KILJ-FM
- Mount Pleasant, Iowa; United States;
- Frequency: 105.5 MHz
- Branding: Smooth Sounds

Programming
- Format: Easy listening

Ownership
- Owner: KILJ, Inc.
- Sister stations: KILJ (AM)

History
- First air date: October 30, 1970

Technical information
- Licensing authority: FCC
- Facility ID: 34604
- Class: C3
- ERP: 24,000 watts
- HAAT: 103 m (338 ft)
- Transmitter coordinates: 40°56′55″N 91°33′55″W﻿ / ﻿40.94861°N 91.56528°W

Links
- Public license information: Public file; LMS;
- Webcast: Listen live
- Website: kilj.com

= KILJ-FM =

KILJ-FM (105.5 FM) is a commercial radio station that serves the Mount Pleasant, Iowa area.
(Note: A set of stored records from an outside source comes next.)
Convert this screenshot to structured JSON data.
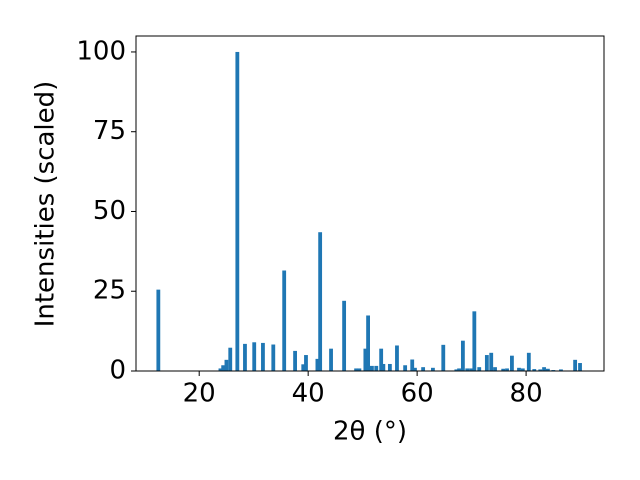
{
  "chart_data": {
    "type": "bar",
    "x_label": "2θ (°)",
    "y_label": "Intensities (scaled)",
    "color": "#1f77b4",
    "x": [
      12.5,
      23.9,
      24.4,
      25.0,
      25.7,
      27.0,
      28.4,
      30.1,
      31.7,
      33.6,
      35.6,
      37.6,
      39.1,
      39.6,
      41.7,
      42.2,
      44.2,
      46.6,
      48.8,
      49.4,
      50.5,
      51.0,
      51.7,
      52.5,
      53.4,
      53.8,
      55.0,
      56.3,
      57.8,
      59.1,
      59.6,
      61.1,
      62.9,
      64.8,
      67.2,
      67.7,
      68.4,
      69.2,
      69.9,
      70.5,
      71.4,
      72.8,
      73.6,
      74.3,
      75.8,
      76.5,
      77.4,
      78.7,
      79.4,
      80.5,
      81.5,
      82.6,
      83.3,
      84.0,
      85.0,
      86.4,
      89.0,
      89.9
    ],
    "values": [
      25.5,
      0.8,
      1.8,
      3.5,
      7.3,
      100,
      8.5,
      9.0,
      8.8,
      8.3,
      31.5,
      6.3,
      2.1,
      5.0,
      3.8,
      43.5,
      7.0,
      22.0,
      0.8,
      0.8,
      7.0,
      17.4,
      1.6,
      1.6,
      7.0,
      2.2,
      2.2,
      8.0,
      1.8,
      3.6,
      1.0,
      1.2,
      1.0,
      8.2,
      0.5,
      0.8,
      9.5,
      0.8,
      0.8,
      18.7,
      1.2,
      5.0,
      5.7,
      1.2,
      0.7,
      0.8,
      4.8,
      1.0,
      0.8,
      5.7,
      0.6,
      0.5,
      1.2,
      0.7,
      0.3,
      0.5,
      3.5,
      2.5
    ],
    "xlim": [
      8.4,
      94.3
    ],
    "ylim": [
      0,
      105
    ],
    "xticks": [
      20,
      40,
      60,
      80
    ],
    "yticks": [
      0,
      25,
      50,
      75,
      100
    ]
  }
}
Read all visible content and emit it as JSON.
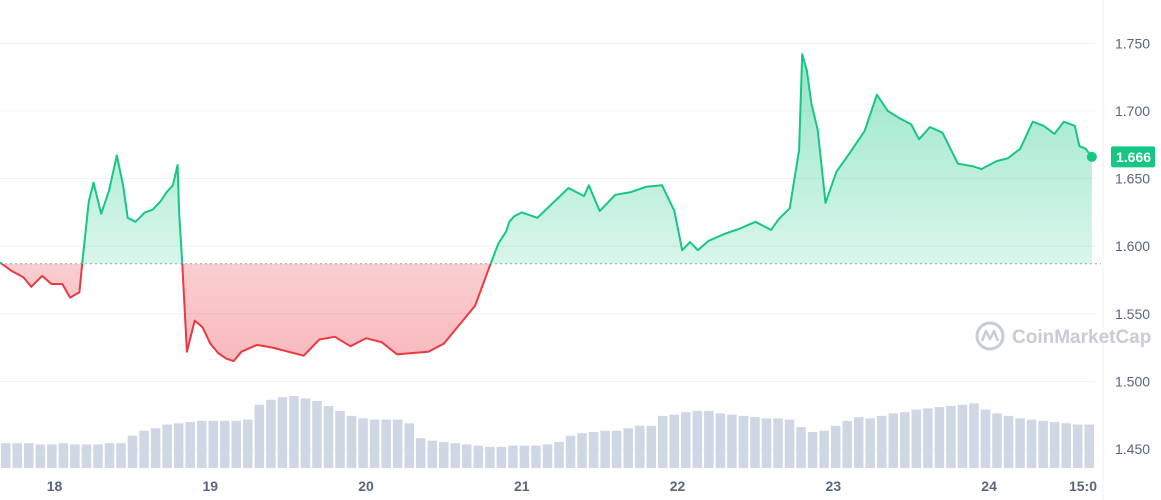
{
  "watermark": "CoinMarketCap",
  "colors": {
    "up": "#16c784",
    "down": "#ea3943",
    "grid": "#eff2f5",
    "text": "#58667e",
    "volume": "#cfd6e4"
  },
  "chart_data": {
    "type": "line",
    "baseline": 1.587,
    "current_value": 1.666,
    "current_label": "1.666",
    "ylim": [
      1.436,
      1.782
    ],
    "yticks": [
      1.45,
      1.5,
      1.55,
      1.6,
      1.65,
      1.7,
      1.75
    ],
    "ytick_labels": [
      "1.450",
      "1.500",
      "1.550",
      "1.600",
      "1.650",
      "1.700",
      "1.750"
    ],
    "xlim": [
      17.65,
      24.68
    ],
    "xticks": [
      18,
      19,
      20,
      21,
      22,
      23,
      24,
      24.625
    ],
    "xtick_labels": [
      "18",
      "19",
      "20",
      "21",
      "22",
      "23",
      "24",
      "15:0"
    ],
    "grid": true,
    "series": [
      {
        "x": [
          17.65,
          17.72,
          17.8,
          17.85,
          17.92,
          17.98,
          18.05,
          18.1,
          18.16,
          18.18,
          18.22,
          18.25,
          18.3,
          18.35,
          18.4,
          18.44,
          18.47,
          18.52,
          18.58,
          18.63,
          18.68,
          18.72,
          18.76,
          18.79,
          18.8,
          18.82,
          18.85,
          18.9,
          18.95,
          19.0,
          19.05,
          19.1,
          19.15,
          19.2,
          19.3,
          19.4,
          19.5,
          19.6,
          19.7,
          19.8,
          19.9,
          20.0,
          20.1,
          20.2,
          20.3,
          20.4,
          20.5,
          20.6,
          20.7,
          20.8,
          20.85,
          20.9,
          20.92,
          20.95,
          21.0,
          21.1,
          21.2,
          21.3,
          21.4,
          21.43,
          21.5,
          21.55,
          21.6,
          21.7,
          21.8,
          21.9,
          21.98,
          22.03,
          22.08,
          22.13,
          22.2,
          22.3,
          22.4,
          22.5,
          22.6,
          22.65,
          22.72,
          22.78,
          22.8,
          22.83,
          22.86,
          22.9,
          22.95,
          23.02,
          23.1,
          23.2,
          23.28,
          23.35,
          23.42,
          23.5,
          23.55,
          23.62,
          23.7,
          23.8,
          23.9,
          23.95,
          24.05,
          24.12,
          24.2,
          24.28,
          24.35,
          24.42,
          24.48,
          24.55,
          24.58,
          24.62,
          24.66
        ],
        "values": [
          1.588,
          1.582,
          1.577,
          1.57,
          1.578,
          1.572,
          1.572,
          1.562,
          1.566,
          1.59,
          1.633,
          1.647,
          1.624,
          1.641,
          1.667,
          1.645,
          1.621,
          1.618,
          1.625,
          1.627,
          1.633,
          1.64,
          1.645,
          1.66,
          1.625,
          1.588,
          1.522,
          1.545,
          1.54,
          1.528,
          1.521,
          1.517,
          1.515,
          1.522,
          1.527,
          1.525,
          1.522,
          1.519,
          1.531,
          1.533,
          1.526,
          1.532,
          1.529,
          1.52,
          1.521,
          1.522,
          1.528,
          1.542,
          1.556,
          1.587,
          1.602,
          1.611,
          1.618,
          1.622,
          1.625,
          1.621,
          1.632,
          1.643,
          1.637,
          1.645,
          1.626,
          1.632,
          1.638,
          1.64,
          1.644,
          1.645,
          1.626,
          1.597,
          1.603,
          1.597,
          1.604,
          1.609,
          1.613,
          1.618,
          1.612,
          1.62,
          1.628,
          1.671,
          1.742,
          1.73,
          1.705,
          1.686,
          1.632,
          1.655,
          1.668,
          1.685,
          1.712,
          1.7,
          1.695,
          1.69,
          1.679,
          1.688,
          1.684,
          1.661,
          1.659,
          1.657,
          1.663,
          1.665,
          1.672,
          1.692,
          1.689,
          1.683,
          1.692,
          1.689,
          1.674,
          1.672,
          1.666
        ]
      }
    ],
    "volume": {
      "values": [
        20,
        20,
        20,
        19,
        19,
        20,
        19,
        19,
        19,
        20,
        20,
        26,
        30,
        32,
        35,
        36,
        37,
        38,
        38,
        38,
        38,
        39,
        51,
        55,
        57,
        58,
        56,
        54,
        50,
        46,
        42,
        40,
        39,
        39,
        39,
        36,
        24,
        22,
        21,
        20,
        19,
        18,
        17,
        17,
        18,
        18,
        18,
        19,
        21,
        26,
        28,
        29,
        30,
        30,
        32,
        34,
        34,
        42,
        43,
        45,
        46,
        46,
        44,
        43,
        42,
        41,
        40,
        40,
        39,
        33,
        29,
        30,
        34,
        38,
        41,
        40,
        42,
        44,
        45,
        47,
        48,
        49,
        50,
        51,
        52,
        47,
        44,
        42,
        40,
        39,
        38,
        37,
        36,
        35,
        35
      ]
    }
  }
}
The station broadcasts an easy listening format. KILJ-FM is licensed to KILJ Inc which is owned by Paul and Joyce Dennison. They also own sister station KILJ 1130 AM.

In addition to the music, the station provides national, state and local news, along with high school and college sports, weather, and grain and livestock markets.
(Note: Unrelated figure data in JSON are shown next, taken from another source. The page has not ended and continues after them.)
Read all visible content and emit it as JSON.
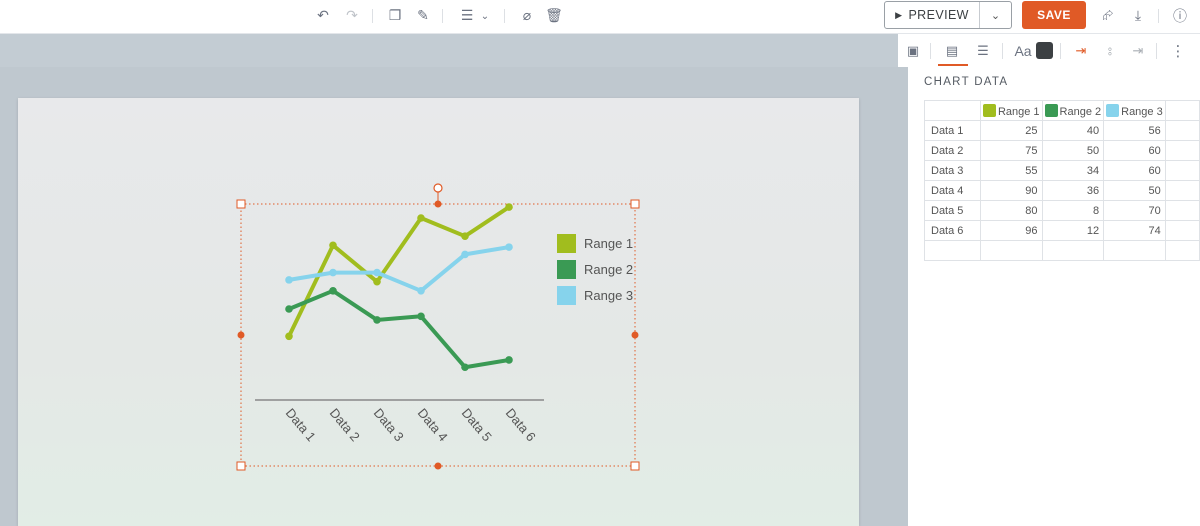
{
  "toolbar": {
    "preview_label": "PREVIEW",
    "save_label": "SAVE"
  },
  "design_tools": {
    "text_style_label": "Aa"
  },
  "panel": {
    "title": "CHART DATA",
    "columns": [
      "Range 1",
      "Range 2",
      "Range 3"
    ],
    "rows": [
      {
        "label": "Data 1",
        "values": [
          "25",
          "40",
          "56"
        ]
      },
      {
        "label": "Data 2",
        "values": [
          "75",
          "50",
          "60"
        ]
      },
      {
        "label": "Data 3",
        "values": [
          "55",
          "34",
          "60"
        ]
      },
      {
        "label": "Data 4",
        "values": [
          "90",
          "36",
          "50"
        ]
      },
      {
        "label": "Data 5",
        "values": [
          "80",
          "8",
          "70"
        ]
      },
      {
        "label": "Data 6",
        "values": [
          "96",
          "12",
          "74"
        ]
      }
    ]
  },
  "colors": {
    "accent": "#e05a26",
    "range1": "#a1bd1e",
    "range2": "#3a9a54",
    "range3": "#86d3ec"
  },
  "chart_data": {
    "type": "line",
    "categories": [
      "Data 1",
      "Data 2",
      "Data 3",
      "Data 4",
      "Data 5",
      "Data 6"
    ],
    "series": [
      {
        "name": "Range 1",
        "values": [
          25,
          75,
          55,
          90,
          80,
          96
        ],
        "color": "#a1bd1e"
      },
      {
        "name": "Range 2",
        "values": [
          40,
          50,
          34,
          36,
          8,
          12
        ],
        "color": "#3a9a54"
      },
      {
        "name": "Range 3",
        "values": [
          56,
          60,
          60,
          50,
          70,
          74
        ],
        "color": "#86d3ec"
      }
    ],
    "legend": "right",
    "grid": false,
    "ylim": [
      -10,
      100
    ]
  }
}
According to the company website, the station was started by Frosty Mitchell and former Iowa governor Robert D. Ray in 1970. Paul and Joyce Dennison purchased the station in 1977.

The sports department is headed by Slaten Swords, providing play-by-play for several southeast Iowa prep programs.
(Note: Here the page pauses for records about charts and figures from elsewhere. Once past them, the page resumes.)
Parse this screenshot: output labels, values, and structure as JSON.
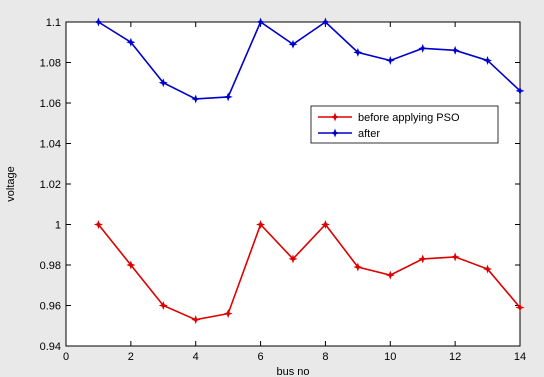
{
  "chart_data": {
    "type": "line",
    "title": "",
    "xlabel": "bus no",
    "ylabel": "voltage",
    "xlim": [
      0,
      14
    ],
    "ylim": [
      0.94,
      1.1
    ],
    "xticks": [
      0,
      2,
      4,
      6,
      8,
      10,
      12,
      14
    ],
    "yticks": [
      0.94,
      0.96,
      0.98,
      1,
      1.02,
      1.04,
      1.06,
      1.08,
      1.1
    ],
    "xtick_labels": [
      "0",
      "2",
      "4",
      "6",
      "8",
      "10",
      "12",
      "14"
    ],
    "ytick_labels": [
      "0.94",
      "0.96",
      "0.98",
      "1",
      "1.02",
      "1.04",
      "1.06",
      "1.08",
      "1.1"
    ],
    "grid": false,
    "legend_position": "right",
    "x": [
      1,
      2,
      3,
      4,
      5,
      6,
      7,
      8,
      9,
      10,
      11,
      12,
      13,
      14
    ],
    "series": [
      {
        "name": "before applying PSO",
        "color": "#dd0000",
        "values": [
          1.0,
          0.98,
          0.96,
          0.953,
          0.956,
          1.0,
          0.983,
          1.0,
          0.979,
          0.975,
          0.983,
          0.984,
          0.978,
          0.959
        ]
      },
      {
        "name": "after",
        "color": "#0000cc",
        "values": [
          1.1,
          1.09,
          1.07,
          1.062,
          1.063,
          1.1,
          1.089,
          1.1,
          1.085,
          1.081,
          1.087,
          1.086,
          1.081,
          1.066
        ]
      }
    ]
  }
}
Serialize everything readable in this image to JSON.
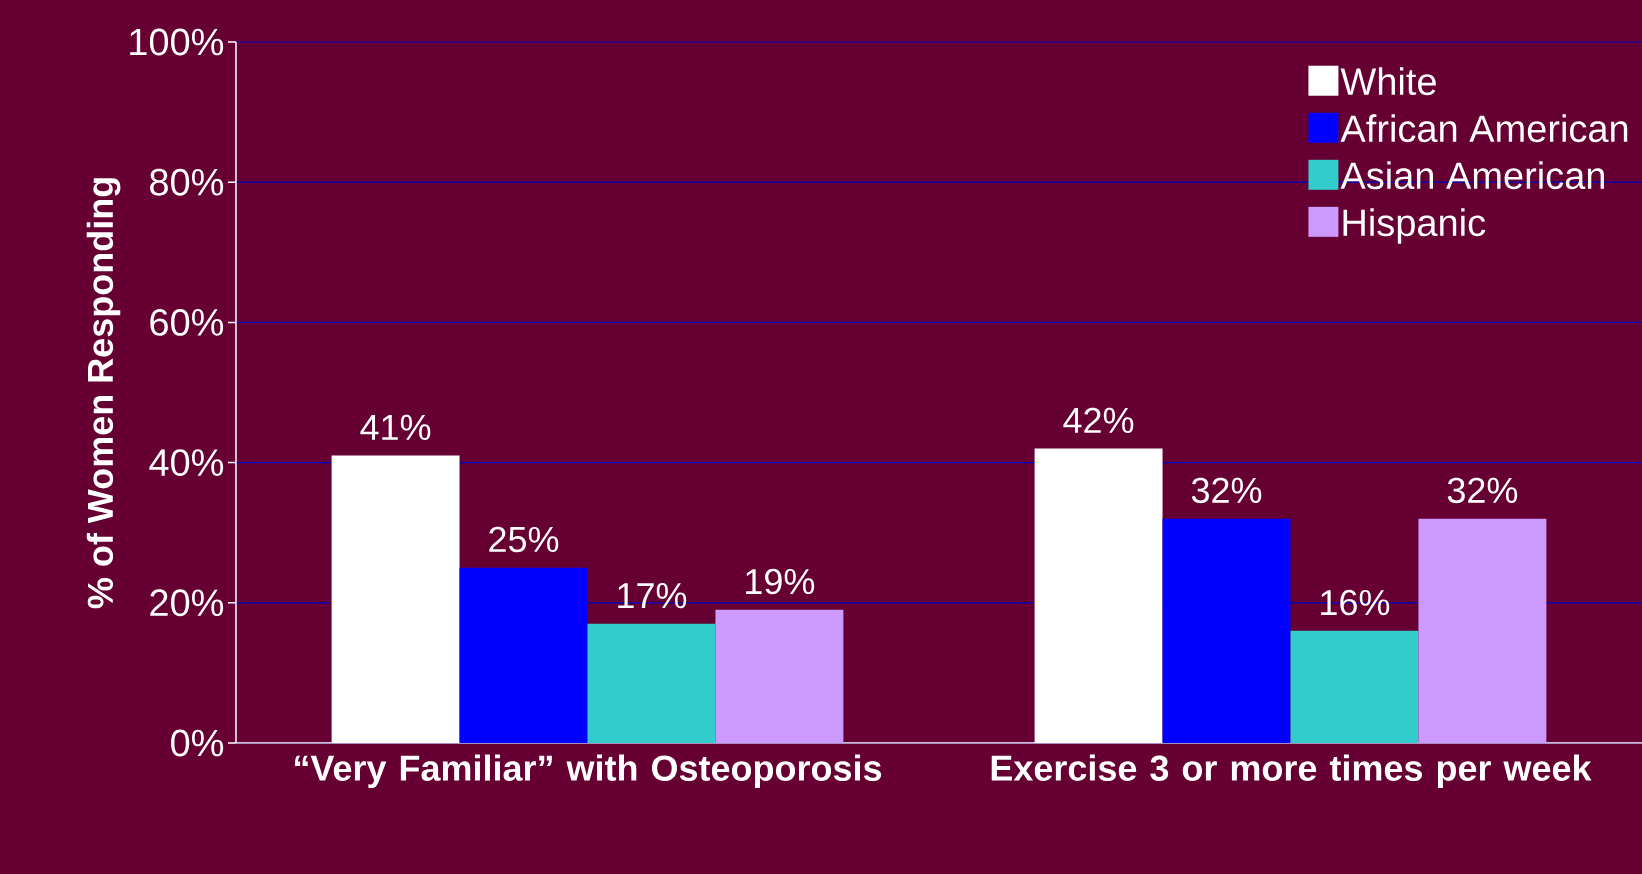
{
  "chart_data": {
    "type": "bar",
    "ylabel": "% of Women Responding",
    "categories": [
      "“Very Familiar” with Osteoporosis",
      "Exercise 3 or more times per week"
    ],
    "series": [
      {
        "name": "White",
        "color": "#ffffff",
        "values": [
          41,
          42
        ],
        "value_labels": [
          "41%",
          "42%"
        ]
      },
      {
        "name": "African American",
        "color": "#0000ff",
        "values": [
          25,
          32
        ],
        "value_labels": [
          "25%",
          "32%"
        ]
      },
      {
        "name": "Asian American",
        "color": "#33cccc",
        "values": [
          17,
          16
        ],
        "value_labels": [
          "17%",
          "16%"
        ]
      },
      {
        "name": "Hispanic",
        "color": "#cc99ff",
        "values": [
          19,
          32
        ],
        "value_labels": [
          "19%",
          "32%"
        ]
      }
    ],
    "ylim": [
      0,
      100
    ],
    "yticks": [
      {
        "value": 0,
        "label": "0%"
      },
      {
        "value": 20,
        "label": "20%"
      },
      {
        "value": 40,
        "label": "40%"
      },
      {
        "value": 60,
        "label": "60%"
      },
      {
        "value": 80,
        "label": "80%"
      },
      {
        "value": 100,
        "label": "100%"
      }
    ],
    "grid": "y",
    "legend": "top right"
  }
}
Yorke Prough leads the news department.

The transmitter and broadcast tower are located southwest of Mount Pleasant on Oakland Mills Road. According to the Antenna Structure Registration database, the tower is 104.5 m tall with the FM broadcast antenna mounted at the 99 m level. The calculated Height Above Average Terrain is 103 m.